WASHINGTON (Reuters) -The U.S. Securities and Exchange Commission on Wednesday signaled it would take an increasingly aggressive stance with corporate executives and gatekeepers, including a greater focus on seeking guilty admissions and bars from industry.
In remarks highlighting the importance of building investors’ trust in Corporate America and financial markets, SEC enforcement director Gurbir Grewal said the agency will be seeking these remedies, marking a turn in strategy for the top U.S. markets regulator and the latest example of a shift under new leadership since President Joe Biden took office in January.
Too many corporations, executives and gatekeepers such as lawyers and auditors are not playing by the rules, failing to implement procedures for compliance, and or outright covering up fraud, Grewal said. Such misconduct undermines public trust, he said.
“We will, in appropriate circumstances, be requiring admissions in places where accountability and acceptance of responsibility are in the public interest,” Grewal said at an industry conference.
Historically, many of the agency’s resolutions with public companies, financial firms and executives are finalized without the parties admitting or denying the agency’s charges. In 2013, the Democratic SEC chair outlined a policy of pushing for more admissions of guilt in response to criticism that the long-time practice of no-admit settlements erodes public confidence and undermines accountability.

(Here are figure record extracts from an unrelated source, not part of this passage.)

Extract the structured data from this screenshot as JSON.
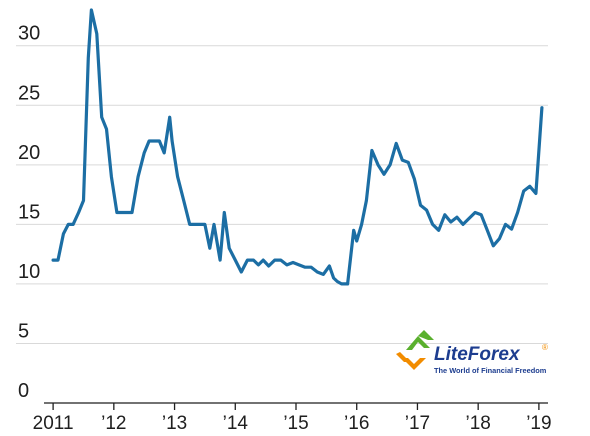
{
  "chart_data": {
    "type": "line",
    "title": "",
    "xlabel": "",
    "ylabel": "",
    "ylim": [
      0,
      33
    ],
    "yticks": [
      0,
      5,
      10,
      15,
      20,
      25,
      30
    ],
    "xticks": [
      {
        "value": 2011,
        "label": "2011"
      },
      {
        "value": 2012,
        "label": "’12"
      },
      {
        "value": 2013,
        "label": "’13"
      },
      {
        "value": 2014,
        "label": "’14"
      },
      {
        "value": 2015,
        "label": "’15"
      },
      {
        "value": 2016,
        "label": "’16"
      },
      {
        "value": 2017,
        "label": "’17"
      },
      {
        "value": 2018,
        "label": "’18"
      },
      {
        "value": 2019,
        "label": "’19"
      }
    ],
    "xlim": [
      2010.85,
      2019.15
    ],
    "grid": "horizontal",
    "legend": "none",
    "series": [
      {
        "color": "#1c6ea4",
        "x": [
          2011.0,
          2011.08,
          2011.17,
          2011.25,
          2011.33,
          2011.42,
          2011.5,
          2011.58,
          2011.63,
          2011.72,
          2011.8,
          2011.88,
          2011.96,
          2012.05,
          2012.12,
          2012.2,
          2012.3,
          2012.4,
          2012.5,
          2012.58,
          2012.67,
          2012.75,
          2012.83,
          2012.92,
          2012.96,
          2013.05,
          2013.15,
          2013.25,
          2013.35,
          2013.45,
          2013.5,
          2013.58,
          2013.65,
          2013.75,
          2013.82,
          2013.9,
          2014.0,
          2014.1,
          2014.2,
          2014.3,
          2014.38,
          2014.46,
          2014.55,
          2014.65,
          2014.75,
          2014.85,
          2014.95,
          2015.05,
          2015.15,
          2015.25,
          2015.35,
          2015.45,
          2015.55,
          2015.62,
          2015.68,
          2015.75,
          2015.85,
          2015.95,
          2016.0,
          2016.08,
          2016.16,
          2016.25,
          2016.35,
          2016.45,
          2016.55,
          2016.65,
          2016.75,
          2016.85,
          2016.95,
          2017.05,
          2017.15,
          2017.25,
          2017.35,
          2017.45,
          2017.55,
          2017.65,
          2017.75,
          2017.85,
          2017.95,
          2018.05,
          2018.15,
          2018.25,
          2018.35,
          2018.45,
          2018.55,
          2018.65,
          2018.75,
          2018.85,
          2018.95,
          2019.05
        ],
        "y": [
          12.0,
          12.0,
          14.2,
          15.0,
          15.0,
          16.0,
          17.0,
          29.0,
          33.0,
          31.0,
          24.0,
          23.0,
          19.0,
          16.0,
          16.0,
          16.0,
          16.0,
          19.0,
          21.0,
          22.0,
          22.0,
          22.0,
          21.0,
          24.0,
          22.0,
          19.0,
          17.0,
          15.0,
          15.0,
          15.0,
          15.0,
          13.0,
          15.0,
          12.0,
          16.0,
          13.0,
          12.0,
          11.0,
          12.0,
          12.0,
          11.6,
          12.0,
          11.5,
          12.0,
          12.0,
          11.6,
          11.8,
          11.6,
          11.4,
          11.4,
          11.0,
          10.8,
          11.5,
          10.5,
          10.2,
          10.0,
          10.0,
          14.5,
          13.6,
          15.0,
          17.0,
          21.2,
          20.0,
          19.2,
          20.0,
          21.8,
          20.4,
          20.2,
          18.8,
          16.6,
          16.2,
          15.0,
          14.5,
          15.8,
          15.2,
          15.6,
          15.0,
          15.5,
          16.0,
          15.8,
          14.5,
          13.2,
          13.8,
          15.0,
          14.6,
          16.0,
          17.8,
          18.2,
          17.6,
          24.8
        ]
      }
    ]
  },
  "watermark": {
    "brand_name": "LiteForex",
    "tagline": "The World of Financial Freedom",
    "registered_mark": "®",
    "colors": {
      "green": "#5ab02e",
      "orange": "#f28c00",
      "blue": "#1d3d8f"
    }
  }
}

But academic research shows the remedy was still used very infrequently and saw little change when SEC enforcement officials under the Trump administration signaled a shift away from that strategy.
On Wednesday, SEC officials signaled other changes afoot in their plans for addressing market misconduct, highlighting that failure to maintain required communications or using technology that allows messages to disappear may be seen as spoliation of evidence. That would raise the stakes for corporate actors.
Officials also outlined a push for tighter timelines during enforcement negotiations and a plan to empower front line staff, rather than top enforcement officials, to reduce the potential opportunities for firms or individuals to submit arguments and defense submissions.
When seeking credit for cooperation, corporations will not earn leniency for merely complying with their obligations to produce documents, said Sanjay Wadhwa, the SEC’s deputy director of enforcement. They will need to meaningfully advance the “quality and efficiency” of the investigation, he said.
“Cooperation is not the mere absence of obstruction,” he said.